Nous attendons des réponses, mais les mesures qui nous ont été présentées jusque là sont très largement insuffisantes. Les repas à 1€ sont une première étape mais ne répondent pas à la précarité étudiante. Il est urgent d’augmenter drastiquement l’ensemble des bourses et aides d’urgence, en facilitant les démarches d’accès. Des repas à 1€ pour tou-t-e-s, oui, mais pour combien de temps ? Même s’ils sont loin de répondre à une précarité étudiante grandissante, nous n’avons aucune certitude sur la pérennité de cette mesure. En réalité, aujourd’hui, les mesurettes insuffisantes : il est surtout urgent d’augmenter drastiquement l’ensemble des bourses, des aides d’urgence et de facilités et élargir leur accès.

Enfin, comble de la méconnaissance et du désinterêt qui nous est porté : le « chèque psy » annoncé en grande pompe n’est autre qu’un nouveau parcours de santé. Certes, ce dispositif va aider certain-e-s parmi nous, mais nous savons que la précarité entraîne l’abandon des soins médicaux pour un tiers d’entre nous.
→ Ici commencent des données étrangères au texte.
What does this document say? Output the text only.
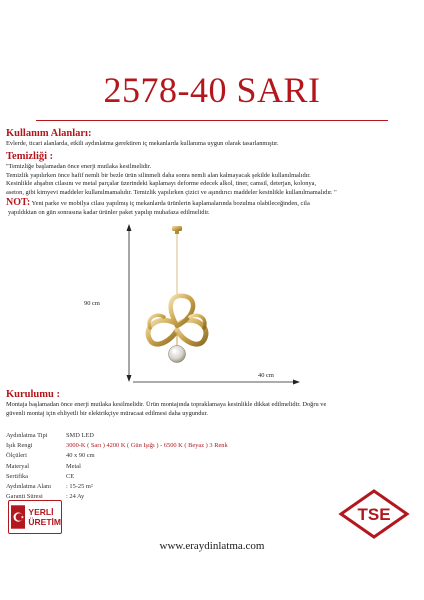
2578-40 SARI
Kullanım Alanları:
Evlerde, ticari alanlarda, etkili aydınlatma gerektiren iç mekanlarda kullanıma uygun olarak tasarlanmıştır.
Temizliği :
"Temizliğe başlamadan önce enerji mutlaka kesilmelidir.
Temizlik yapılırken önce hafif nemli bir bezle ürün silinmeli daha sonra nemli alan kalmayacak şekilde kullanılmalıdır.
Kesinlikle ahşabın cilasını ve metal parçalar üzerindeki kaplamayı deforme edecek alkol, tiner, camsil, deterjan, kolonya,
aseton, gibi kimyevi maddeler kullanılmamalıdır. Temizlik yapılırken çizici ve aşındırıcı maddeler kesinlikle kullanılmamalıdır. "
NOT: Yeni parke ve mobilya cilası yapılmış iç mekanlarda ürünlerin kaplamalarında bozulma olabileceğinden, cila
yapıldıktan on gün sonrasına kadar ürünler paket yapılıp muhafaza edilmelidir.
90 cm
40 cm
Kurulumu :
Montaja başlamadan önce enerji mutlaka kesilmelidir. Ürün montajında topraklamaya kesinlikle dikkat edilmelidir. Doğru ve
güvenli montaj için ehliyetli bir elektrikçiye müracaat edilmesi daha uygundur.
Aydınlatma Tipi	SMD LED
Işık Rengi	3000-K ( Sarı ) 4200 K ( Gün Işığı ) - 6500 K ( Beyaz ) 3 Renk
Ölçüleri	40 x 90 cm
Materyal	Metal
Sertifika	CE
Aydınlatma Alanı	: 15-25 m²
Garanti Süresi	: 24 Ay
YERLİ
ÜRETİM	TSE
www.eraydinlatma.com
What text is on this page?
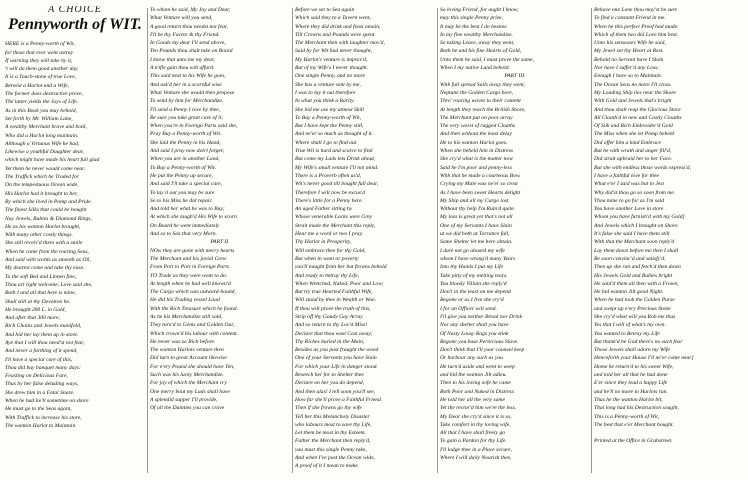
A CHOICE
Pennyworth of WIT.
HERE is a Penny-worth of Wit,
for those that ever went astray
If warning they will take by it,
't will do them good another day.
It is a Touch-stone of true Love,
Betwixt a Harlot and a Wife,
The former does destructive prove,
The latter yields the Joys of Life.
As in this Book you may behold,
Set forth by Mr. William Lane,
A wealthy Merchant brave and bold,
Who did a Harlot long maintain.
Although a Virtuous Wife he had,
Likewise a youthful Daughter dear,
which might have made his heart full glad
Yet them he never would come near.
The Traffick which he Traded for
On the tempestuous Ocean wide,
His Harlot had it brought to her,
By which she lived in Pomp and Pride.
The finest Silks that could be bought
Nay Jewels, Rubies & Diamond Rings,
He as his wanton Harlot brought,
With many other costly things.
She still receiv'd them with a smile
When he came from the roaring Seas,
And said with words as smooth as Oil,
My dearest come and take thy ease.
To the soft Bed and Linnen fine,
Thou art right welcome, Love said she,
Both I and all that here is mine,
Shall still at thy Devotion be.
He brought 200 L. in Gold,
And after that 300 more,
Rich Chains and Jewels manifold,
And hid her lay them up in store.
Aye that I will thou need'st not fear,
And never a farthing of it spend,
I'll have a special care of this,
Thou did buy banquet many days:
Feasting on Delicious Fare,
Thus by her false deluding ways,
She drew him in a Fatal Snare.
When he had lie'll sometime on shore
He must go to the Seas again,
With Traffick to increase his store,
The wanton Harlot to Maintain.
To whom he said, My Joy and Dear,
What Venture will you send,
A good return thou needst not fear,
I'll be thy Factor & thy Friend.
In Goods my dear I'll send above,
Ten Pounds thou shalt take on Board
I know that unto me my dear,
A trifle gain thou wilt afford.
This said next to his Wife he goes,
And ask'd her in a scornful wise
What Venture she would then propose
To send by him for Merchandize.
I'll send a Penny I love by thee,
Be sure you take great care of it;
When you're in Foreign Parts said she,
Pray Buy a Penny-worth of Wit.
She laid the Penny in his Hand,
And said I pray now don't forget;
When you are in another Land,
To Buy a Penny-worth of Wit.
He put the Penny up secure,
And said I'll take a special care,
To lay it out you may be sure
So to his Miss he did repair.
And told her what he was to Buy;
At which she laugh'd His Wife to scorn
On Board he went immediately
And so to Sea that very Morn.
PART II.
NOw they are gone with merry hearts
The Merchant and his jovial Crew
From Port to Port in Foreign Parts
TO Trade as they were wont to do.
At length when he had well known'd
The Cargo which was outward-bound,
He did his Trading vessel Load
With the Rich Treasure which he found.
As he his Merchandize still sold,
They turn'd to Gems and Golden Oar,
Which crown'd his labour with content.
He never was so Rich before.
The wanton Harlots venture then
Did turn to great Account likewise
For e'ery Pound she should have Ten,
Such was his lucky Merchandize.
For joy of which the Merchant cry
One merry bout my Lads shall have
A splendid supper I'll provide,
Of all the Dainties you can crave
Before we set to Sea again
Which said they to a Tavern went,
Where they did drink and feast amain,
Till Crowns and Pounds were spent.
The Merchant then with laughter mov'd,
Said by for Wit had never thought,
My Harlot's venture is improv'd,
But of my Wife's I never thought.
One single Penny, and no more
She has a venture sent by me,
I was to lay it out therefore
In what you think a Rarity.
She bid me use my utmost Skill
To Buy a Penny-worth of Wit,
But I have kept the Penny still,
And ne'er so much as thought of it.
Where shall I go to find out
True Wit is hard and scarce to find
But come my Lads lets Drink about,
My Wife's small venture I'll not mind.
There is a Proverb often us'd,
Wit's never good till bought full dear,
Therefore I will now be excus'd
There's little for a Penny here.
An aged Father sitting by
Whose venerable Locks were Grey
Strait made the Merchant this reply,
Hear me a word or two I pray.
Thy Harlot in Prosperity,
Will embrace thee for thy Gold,
But when in want or poverty
you'll naught from her but frowns behold
And ready to betray thy Life,
When Wretched, Naked, Poor and Low;
But try true Hearted Faithful Wife,
Will stand by thee in Wealth or Woe.
If thou wilt prove the truth of this,
Strip off thy Gaudy Gay Array
And so return to thy Lov'd Miss!
Declare that thou wast Cast away;
Thy Riches buried in the Main,
Besides as you past fraught the wood
One of your Servants you have Slain
For which your Life in danger stood.
Beseech her for to Shelter thee
Declare on her you do depend,
And then alas! I tell soon you'll see,
How far she'll prove a Faithful Friend.
Then if she frowns go thy wife
Tell her this Melancholy Disaster
who labours most to save thy Life,
Let them be most in thy Esteem.
Father the Merchant then reply'd,
you must this single Penny take,
And when I've past the Ocean wide,
A proof of it I mean to make.
So loving Friend, for aught I know,
may this single Penny prize,
It may be the best I do bestow
In my fine wealthy Merchandize.
So taking Leave, away they went,
Both he and his fine Hearts of Gold,
Unto them he said, I must prove the same,
When I my native Land behold.
PART III.
With full spread Sails away they went,
Neptune the Golden Cargo bore,
Thro' roaring waves to their content
At length they reach the British Shore,
The Merchant put on poor array
The very worst of ragged Cloaths
And then without the least delay
He to his wanton Harlot goes.
When she beheld him in Distress
She cry'd what is the matter now
Said he I'm poor and penny-less
With that he made a courteous Bow.
Crying my Mate was ne'er so crost
As I have been sweet Hearts delight
My Ship and all my Cargo lost
Without thy help I'm Ruin'd quite.
My loss is great yet that's not all
One of my Servants I have Slain
ut we did both at Torrance fall,
Some Shelter let me here obtain.
I dare not go aboard my wife
whom I have wrong'd many Years
Into thy Hands I put my Life
Take pitty of my melting tears.
You bloody Villain she reply'd
Don't in the least on me depend
Begone or as I live she cry'd
I for an Officer will send.
I'll give you neither Bread nor Drink
Nor any shelter shall you have
Of Nasty Lousy Rags you stink
Begone you base Pernicious Slave.
Don't think that I'll your counsel keep
Or harbour any such as you
He turn'd aside and went to weep
and bid the wanton Jilt adieu.
Then to his loving wife he came
Both Poor and Naked in Distress
He told her all the very same
Yet the rector'd him we're the less.
My Dear she cry'd since it is so,
Take comfort in thy loving wife,
All that I have shall freely go
To gain a Pardon for thy Life.
I'll lodge thee in a Place secure,
Where I will daily Nourish thee,
Behave one Lone thou may'st be sure
To find a constant Friend in me.
When he this perfect Proof had made.
Which of them two did Love him best.
Unto his sensesses Wife he said,
My Jewel set thy Heart at Rest.
Behold no Servant have I Slain
Nor have I suffer'd any Loss;
Enough I have so to Maintain.
The Ocean Seas no more I'll cross.
My Loading Ship lies near the Shore
With Gold and Jewels that's bright
And thou shalt reap the Glorious Store
All Cloath'd in new and Costly Cloaths
Of Silk and Rich Embroider'd Gold
The Miss when she let Pomp beheld
Did offer him a kind Embrace
But he with wrath and anger fill'd,
Did strait upbraid her to her Face.
But she with endless those words express'd,
I have a faithful love for thee
What e'er I said was but in Jest
Why did'st thou go so soon from me.
Thou mine to go for as I'm said
You have another Love in store
Whom you have furnish'd with my Gold]
And Jewels which I brought on Shore.
It's false she said I have them still
With that the Merchant soon reply'd
Lay them down before me then I shall
Be soon convinc'd and satisfy'd.
Then up she ran and fetch'd then down
His Jewels Gold and Rubies bright
He said'd them all then with a Frown,
He bid wanton Jilt good Night.
When he had took the Golden Purse
and swept up e'ery Precious Stone
She cry'd what will you Rob me thus
Yes that I will of what's my own.
You wanted to Betray my Life
But thank'd be God there's no such fear
Those Jewels shall adorn my Wife
Henceforth your House I'll ne'er come near]
Home he return'd to his sweet Wife,
and told her all that he had done
E'er since they lead a happy Life
and he'll no more to Harlots run.
Thus he the wanton Harlot bit,
That long had his Destruction sought,
This is a Penny-worth of Wit,
The best that e'er Merchant bought.
Printed at the Office in Grubstreet.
Payer un médecin généraliste pour ensuite consulter des professionel-le-s de la santé psychologique est déjà de trop ! . Le ministère et le gouvernement nous propose, cyniquement, de nous payer les frais de psychologues (dans quelle mesure et pour quel suivi par ailleurs) pour « soigner » les dommages psychologiques qu’ils ont eux-mêmes créés.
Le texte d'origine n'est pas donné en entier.